P17
In order to gain a clear and just idea of the design and end of a good government, namely a democratic government, let us suppose a small number of persons settled in some sequestered part of the earth, unconnected with the rest, they will then represent the first peopling of any country, or of the world. In this state of natural liberty, society will be their first thought. A thousand motives will bring them together into a social order, the strength of one man is so unequal to his wants, and his mind so unfitted for perpetual solitude, that he is soon obliged to seek assistance and relief of another, who in his turn requires the same. Four or five united would be able to raise a tolerable dwelling in the midst of a wilderness, but one man might labor out of the common period of life without accomplishing any thing; when he had felled his timber he could not remove it, nor erect it after it was removed; hunger in the mean time would urge him from his work, and every different want call him a different way. Disease or even misfortune would lead to death, for though neither might be mortal, either would disable him from living, and reduce him to a state in which he might rather be said to perish than to die.
Thus necessity, like a gravitating power, would soon form our newly arrived emigrants into society, the reciprocal blessings of which, would supersede, and render the obligations of law and government unnecessary while they remained perfectly just to each other; but as nothing but heaven is impregnable to vice, it will unavoidably happen, that in proportion as they surmount the first difficulties of emigration, which bound them together in a common cause, they will begin to relax in their duty, and attachment to each other; and this remissness will point out the necessity of establishing some form of government to supply the defect of moral virtue.

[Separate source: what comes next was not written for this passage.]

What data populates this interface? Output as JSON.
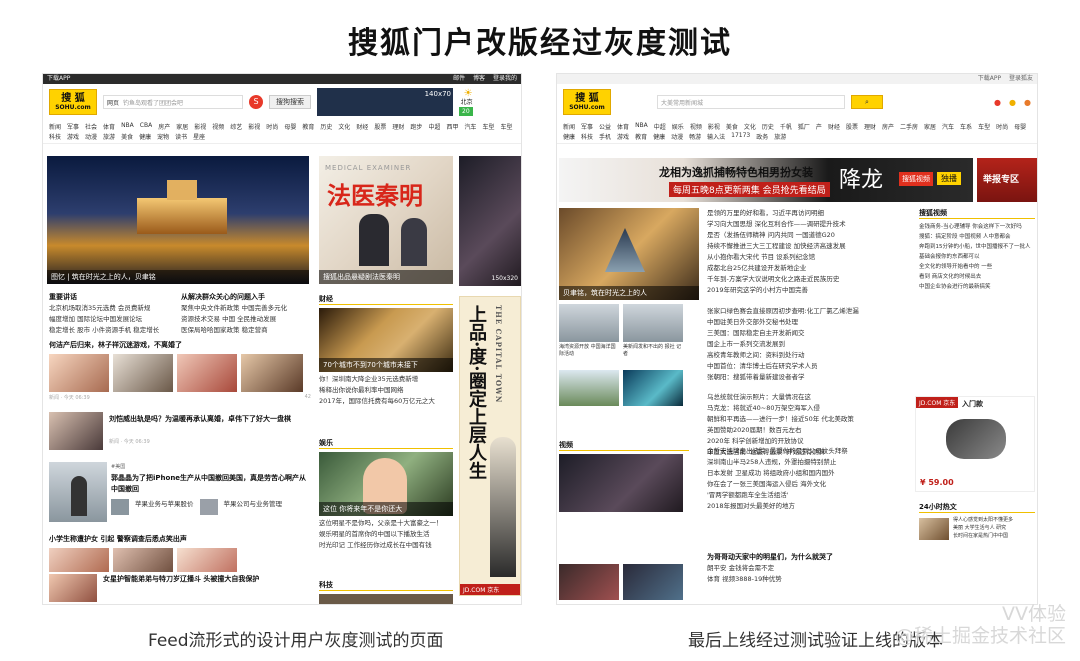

Here then is the origin and rise of government; namely, a mode rendered necessary by the inability of moral virtue to govern the world; here too is the design and end of government, by means of freedom and security. And however our eyes may be dazzled with show, or our ears deceived by sound; however prejudice may warp our wills, or interest darkens our understanding, the simple voice of nature and of reason will say, it is right.
I draw my idea of the form of government from a principle in nature, which no art can overturn, namely, that the more simple something is, the less liable it is to be disordered and that it will be easier to repair if it becomes disordered. With this maxim in view, it is not difficult to see the ills of a more expanded and bureaucratic government neglecting its citizens, where waste and corruption abound. Such governments are only noble in so far as the dark and slavish times from which they were erected. When the world was overrun with tyranny, there was no hope of a glorious rescue. The fact that governments that ignore this maxim of simplicity are subject to endless convulsions and ultimately incapable of producing what it seems to promise.
Absolute governments (though the disgrace of human nature) have the sole advantage that they are simple; if the people suffer, they know the head from which their suffering springs, and they know likewise the remedy and are not bewildered by a variety of causes and cures. But in a democratic government that does not heed the principle of simplicity, becomes so exceedingly complex, that the nation may suffer for years together without being able to discover in which part the fault lies; some will say in one and some in another, and every political physician will advise a different medicine. For a government to succeed, especially a democratic one, which is the highest form of government, it must be simple.